O mais belo dragoeiro do mundo está no jardim da casa de Lourdes Castro e quando ela convida para uma visita pede que o vejamos primeiro. Não é possível conceber entrar em sua casa sem o assombro diante daquele ser. Os dragoeiros parecem muito perto de ser carne. São animais que se plantaram e demoram. Naquela encosta, levantados acima de outras casas e muito acima do vasto mar, catamos pedras e preparamos o coração. Encontrar Lourdes Castro é muito mais do que lidar com a memória do muito melhor da arte do século XX, é ficar perante a persistente candura, a alegria sincera de uma mulher cuja sapiência a levou à conquista mais preciosa: a amorosidade.

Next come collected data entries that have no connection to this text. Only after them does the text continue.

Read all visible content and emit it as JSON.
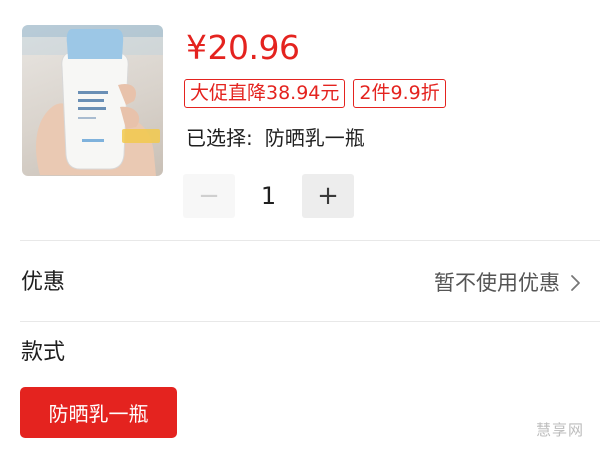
{
  "product": {
    "image_icon": "sunscreen-bottle-image",
    "price_symbol": "¥",
    "price_value": "20.96",
    "promo_tags": [
      "大促直降38.94元",
      "2件9.9折"
    ],
    "selected_label": "已选择:",
    "selected_value": "防晒乳一瓶"
  },
  "quantity": {
    "minus_label": "−",
    "value": "1",
    "plus_label": "+"
  },
  "coupon": {
    "label": "优惠",
    "value": "暂不使用优惠",
    "chevron_icon": "chevron-right-icon"
  },
  "style": {
    "title": "款式",
    "options": [
      {
        "label": "防晒乳一瓶",
        "selected": true
      }
    ]
  },
  "watermark": "慧享网",
  "colors": {
    "accent": "#e4231f",
    "divider": "#e8e8e8"
  }
}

Busco algumas pessoas porque sucumbo ao deslumbre. Sou declaradamente apaixonado por gente e arte e jamais me demitirei do elogio aos que me inspiram e, em alguns casos, me orientam. Lourdes Castro, com seu mundo de sombras, insinuações de presença e ausência, múltiplos do corpo ou pluralidades que a indefinição permite, esteve no meu imaginário desde sempre, profundamente poética, elegante, inteligente, delicada. Ainda mais, cheia de livros. Uma maravilhosa artista dos livros, explorando a criação de uma outra biblioteca. De ver, de sentir lugares, de ser outro lugar a partir do papel. Outra escritora. Uma de narrar por sua linguagem própria, seus vocábulos gestuais, criados ou colhidos, retirados da leitura do corpo, dos corpos, da atenção ao que quase não é. Quase não está.
Claro que nas muitas vezes que estive na ilha da Madeira sonhei encontrá-la. Por pudor, não havia procurado. Temia ser impositivo, pretensioso, sem propósito, feio, redundante.
Em novembro, pela graça de ser convidado para a Feira do Livro do Funchal, à mão desse artista e agitador de afetos excecional que é o Rui Camacho, fui com dois amigos cumprimentar a Lourdes Castro. Tínhamos de ver o dragoeiro no jardim. Talvez até passear no jardim, assistir à sua luminosidade, à paisagem, como se põe ainda calmo, e como são suas pedras, o chão algo rosado. Depois, trocaríamos autógrafos e faríamos fotografias e diríamos como são fundamentais esses instantes em que nos encontramos com pessoas que amámos a vida inteira à distância.
Ela leu o título na capa do meu livro, a nova edição de a máquina de fazer espanhóis, divertiu-se e disse: deve ser fresco. Afagava um pouco o livro como se fosse um animal doméstico, uma companhia para ser estimada. Reparei nesse carinho, que era sobretudo um sinal de respeito, um sinal de alegria com a nossa visita, como se estivesse a agradecer-nos pela sua própria generosidade. Coisa que me fascina nos grandes mestres, a humildade que lhes sobra quando não têm nada a temer nem a dever. Estão genuínos e inteiros no resultado das suas vidas e das suas artes. Assim estava Lourdes Castro. Inteira.
Assinou-me um livro escrevendo: “Boa tarde, Walter Hugo Mãe”. Desenhou-me um beijo. O meu amigo Paulo levou-lhe uma anona enorme do quintal da sua mãe e ela tomou a anona fascinada. Que objeto perfeito é uma anona gigante da Madeira. Facetada como um diamante verde e baço, um diamante calmo, sem vaidade, apenas perfeição. E a Lourdes Castro levantou-a segura entre as duas mãos e mostrava-a igual a uma escultura nova para a casa. Era uma fortuna. Um fruto que era uma fortuna.
Trouxe uma pedra escolhida de entre as suas pedras. O jardim as faz. Mais do que arte, a pedra é a anona eterna, a natureza eterna, que não vai embora e, ainda que não diga, jamais esquece. É a anona perfeita que jamais esquece e onde jamais será possível a morte. O tempo não lhe passa.
A morte súbita de Lourdes Castro, ainda que numa idade tão bonita e vencedora, é uma tristeza profunda, um empobrecimento do mundo. Mas, mesmo assim, tenho a impressão de que apenas sorriu um pouco mais e se confundiu para sempre com a claridade. Acabou a sombra. Tudo nela, na verdade, era modo de claridade.